It's here where I ran out of words. Why him to take over my blog and not any other person? What did he have that had grabbed so many hearts and still is? Luckily though, I had stumbled on a page citing 10 Reasons to Love Buster Keaton, reciting the top five below:

5.  His Eyes.
4.  Buster was not educated.
3.  His stunning physicality.
2.  His tight artistic vision.
1.  He always makes me want to be a better person. 

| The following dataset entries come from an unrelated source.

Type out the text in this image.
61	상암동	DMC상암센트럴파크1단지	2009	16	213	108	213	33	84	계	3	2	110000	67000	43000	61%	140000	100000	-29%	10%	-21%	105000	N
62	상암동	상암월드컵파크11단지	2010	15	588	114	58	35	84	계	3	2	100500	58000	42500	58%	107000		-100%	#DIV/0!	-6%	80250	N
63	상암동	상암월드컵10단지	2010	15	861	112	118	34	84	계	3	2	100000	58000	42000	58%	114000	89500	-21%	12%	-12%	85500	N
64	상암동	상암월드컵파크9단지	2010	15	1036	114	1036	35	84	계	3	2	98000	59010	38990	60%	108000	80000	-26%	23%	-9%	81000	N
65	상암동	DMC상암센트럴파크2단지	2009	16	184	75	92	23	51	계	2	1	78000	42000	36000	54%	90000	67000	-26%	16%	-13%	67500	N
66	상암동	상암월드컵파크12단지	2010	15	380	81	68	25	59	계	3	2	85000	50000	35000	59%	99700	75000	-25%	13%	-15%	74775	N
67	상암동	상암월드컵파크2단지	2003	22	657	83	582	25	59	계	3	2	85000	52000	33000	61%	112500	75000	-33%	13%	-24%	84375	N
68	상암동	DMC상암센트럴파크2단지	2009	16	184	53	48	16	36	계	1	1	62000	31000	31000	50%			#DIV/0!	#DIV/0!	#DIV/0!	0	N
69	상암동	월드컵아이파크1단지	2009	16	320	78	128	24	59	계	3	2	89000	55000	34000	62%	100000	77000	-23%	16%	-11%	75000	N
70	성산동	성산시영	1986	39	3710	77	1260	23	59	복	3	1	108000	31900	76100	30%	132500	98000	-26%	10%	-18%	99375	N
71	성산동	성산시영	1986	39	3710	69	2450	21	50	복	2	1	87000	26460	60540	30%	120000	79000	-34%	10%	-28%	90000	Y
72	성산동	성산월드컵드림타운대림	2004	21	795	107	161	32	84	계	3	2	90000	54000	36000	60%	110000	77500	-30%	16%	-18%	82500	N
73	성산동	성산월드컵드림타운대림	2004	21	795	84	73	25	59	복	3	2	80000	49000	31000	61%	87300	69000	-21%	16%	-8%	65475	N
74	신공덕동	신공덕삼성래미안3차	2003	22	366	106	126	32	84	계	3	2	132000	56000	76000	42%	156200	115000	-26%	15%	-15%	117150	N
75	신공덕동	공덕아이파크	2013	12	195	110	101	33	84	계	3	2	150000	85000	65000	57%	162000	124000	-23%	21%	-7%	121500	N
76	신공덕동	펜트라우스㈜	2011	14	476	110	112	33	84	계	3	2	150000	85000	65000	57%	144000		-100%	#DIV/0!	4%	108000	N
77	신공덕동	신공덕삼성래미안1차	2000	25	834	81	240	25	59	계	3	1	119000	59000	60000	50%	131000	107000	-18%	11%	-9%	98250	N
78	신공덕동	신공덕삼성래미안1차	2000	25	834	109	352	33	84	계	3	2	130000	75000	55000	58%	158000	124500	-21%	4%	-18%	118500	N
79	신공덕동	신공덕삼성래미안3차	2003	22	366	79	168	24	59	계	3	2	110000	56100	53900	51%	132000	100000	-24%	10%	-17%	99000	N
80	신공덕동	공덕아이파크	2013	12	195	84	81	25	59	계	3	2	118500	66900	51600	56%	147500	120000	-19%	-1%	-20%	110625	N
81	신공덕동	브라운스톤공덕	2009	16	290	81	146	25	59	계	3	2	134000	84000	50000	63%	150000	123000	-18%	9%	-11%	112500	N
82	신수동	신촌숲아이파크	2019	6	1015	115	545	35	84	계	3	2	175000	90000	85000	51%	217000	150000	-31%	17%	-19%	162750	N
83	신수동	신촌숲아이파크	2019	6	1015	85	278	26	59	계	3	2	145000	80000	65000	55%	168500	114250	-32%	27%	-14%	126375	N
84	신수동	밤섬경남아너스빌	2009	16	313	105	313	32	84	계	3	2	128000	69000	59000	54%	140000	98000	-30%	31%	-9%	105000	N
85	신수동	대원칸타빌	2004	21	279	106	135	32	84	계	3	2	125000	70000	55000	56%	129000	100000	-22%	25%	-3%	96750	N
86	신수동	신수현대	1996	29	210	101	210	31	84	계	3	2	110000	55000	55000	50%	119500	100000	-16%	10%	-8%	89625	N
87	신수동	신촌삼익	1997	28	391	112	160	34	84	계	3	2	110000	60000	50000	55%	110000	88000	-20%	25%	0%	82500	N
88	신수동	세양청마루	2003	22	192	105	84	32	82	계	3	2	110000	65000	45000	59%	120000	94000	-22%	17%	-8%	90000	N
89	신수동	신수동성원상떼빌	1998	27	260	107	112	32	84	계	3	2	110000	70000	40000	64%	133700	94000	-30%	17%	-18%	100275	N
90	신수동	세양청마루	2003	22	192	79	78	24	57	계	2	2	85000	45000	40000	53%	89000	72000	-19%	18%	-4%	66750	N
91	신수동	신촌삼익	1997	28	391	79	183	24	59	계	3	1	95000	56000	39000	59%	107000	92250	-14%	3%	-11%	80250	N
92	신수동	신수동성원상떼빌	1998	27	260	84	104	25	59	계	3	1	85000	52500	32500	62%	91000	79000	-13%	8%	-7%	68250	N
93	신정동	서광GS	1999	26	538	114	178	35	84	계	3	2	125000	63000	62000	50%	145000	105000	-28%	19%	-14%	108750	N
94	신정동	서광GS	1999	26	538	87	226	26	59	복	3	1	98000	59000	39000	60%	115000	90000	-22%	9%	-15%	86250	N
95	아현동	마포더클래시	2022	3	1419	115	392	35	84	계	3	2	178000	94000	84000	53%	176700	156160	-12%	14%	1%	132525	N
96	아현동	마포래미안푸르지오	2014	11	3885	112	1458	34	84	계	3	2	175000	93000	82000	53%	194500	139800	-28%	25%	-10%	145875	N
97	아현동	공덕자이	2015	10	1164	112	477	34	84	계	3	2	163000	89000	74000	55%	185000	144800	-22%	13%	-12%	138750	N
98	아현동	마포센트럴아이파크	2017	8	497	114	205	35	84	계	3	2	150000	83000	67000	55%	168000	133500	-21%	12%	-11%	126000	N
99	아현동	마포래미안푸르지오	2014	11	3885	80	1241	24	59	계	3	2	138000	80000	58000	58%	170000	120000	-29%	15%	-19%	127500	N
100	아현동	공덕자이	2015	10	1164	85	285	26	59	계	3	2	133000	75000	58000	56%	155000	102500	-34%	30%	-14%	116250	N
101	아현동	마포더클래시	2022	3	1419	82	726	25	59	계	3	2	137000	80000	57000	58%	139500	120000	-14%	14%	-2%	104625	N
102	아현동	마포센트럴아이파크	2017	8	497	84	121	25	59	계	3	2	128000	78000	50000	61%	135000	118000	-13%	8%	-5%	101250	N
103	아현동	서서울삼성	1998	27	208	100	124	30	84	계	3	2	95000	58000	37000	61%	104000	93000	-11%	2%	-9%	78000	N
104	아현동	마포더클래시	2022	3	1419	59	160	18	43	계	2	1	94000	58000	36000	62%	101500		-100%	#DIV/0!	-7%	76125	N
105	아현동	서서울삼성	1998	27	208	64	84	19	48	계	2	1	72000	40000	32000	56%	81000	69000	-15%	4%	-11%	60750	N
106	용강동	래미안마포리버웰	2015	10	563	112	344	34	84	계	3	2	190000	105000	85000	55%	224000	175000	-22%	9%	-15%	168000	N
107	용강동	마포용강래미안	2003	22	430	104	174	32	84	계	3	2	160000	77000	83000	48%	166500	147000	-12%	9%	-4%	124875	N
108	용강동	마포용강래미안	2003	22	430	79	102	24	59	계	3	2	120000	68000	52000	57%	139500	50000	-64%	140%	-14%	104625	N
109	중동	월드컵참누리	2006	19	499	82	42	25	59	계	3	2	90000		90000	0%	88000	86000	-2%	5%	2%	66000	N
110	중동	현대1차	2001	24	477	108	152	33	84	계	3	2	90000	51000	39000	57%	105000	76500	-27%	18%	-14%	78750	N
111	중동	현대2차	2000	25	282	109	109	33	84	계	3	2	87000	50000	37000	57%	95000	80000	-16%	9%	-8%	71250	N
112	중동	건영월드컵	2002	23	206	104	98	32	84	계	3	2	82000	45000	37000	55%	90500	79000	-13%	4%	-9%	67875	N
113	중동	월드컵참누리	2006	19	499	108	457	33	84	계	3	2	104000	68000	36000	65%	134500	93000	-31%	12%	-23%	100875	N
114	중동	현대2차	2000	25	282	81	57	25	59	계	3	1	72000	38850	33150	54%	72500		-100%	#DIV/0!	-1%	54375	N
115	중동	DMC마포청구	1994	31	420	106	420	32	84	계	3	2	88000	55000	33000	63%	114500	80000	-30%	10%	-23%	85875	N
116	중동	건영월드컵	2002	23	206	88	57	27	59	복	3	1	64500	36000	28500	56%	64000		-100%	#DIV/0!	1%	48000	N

So what's with his dead face?

"Poker face", "Great stoned face", "Silent face" were few of the endless adjectives attributed to Keaton's figurine. Despite of all the reasons why Joseph Keaton had decided that, it still is an unshakable proof that this person is a master actor, being able to suppress all sort of emotions leaving the viewer the freedom to shape it up the way they want. The New Yorker had written the below about Keaton:
“In a film world that exaggerated everything, and in which every emotion was dramatized and elaborated, he remained impassive and solemn, his poker-faced inscrutability suppressing all emotion.”

All in all

Had I ever thought of giving tribute to anybody on my blog and smudging them all over the website, at this moment I could not think of a better match. Buster is the type of people, and I say people, and not actor, that forced his way to my timeless list of impressive characters and sure had made unbreakable ties with millions out there, myself being one of them.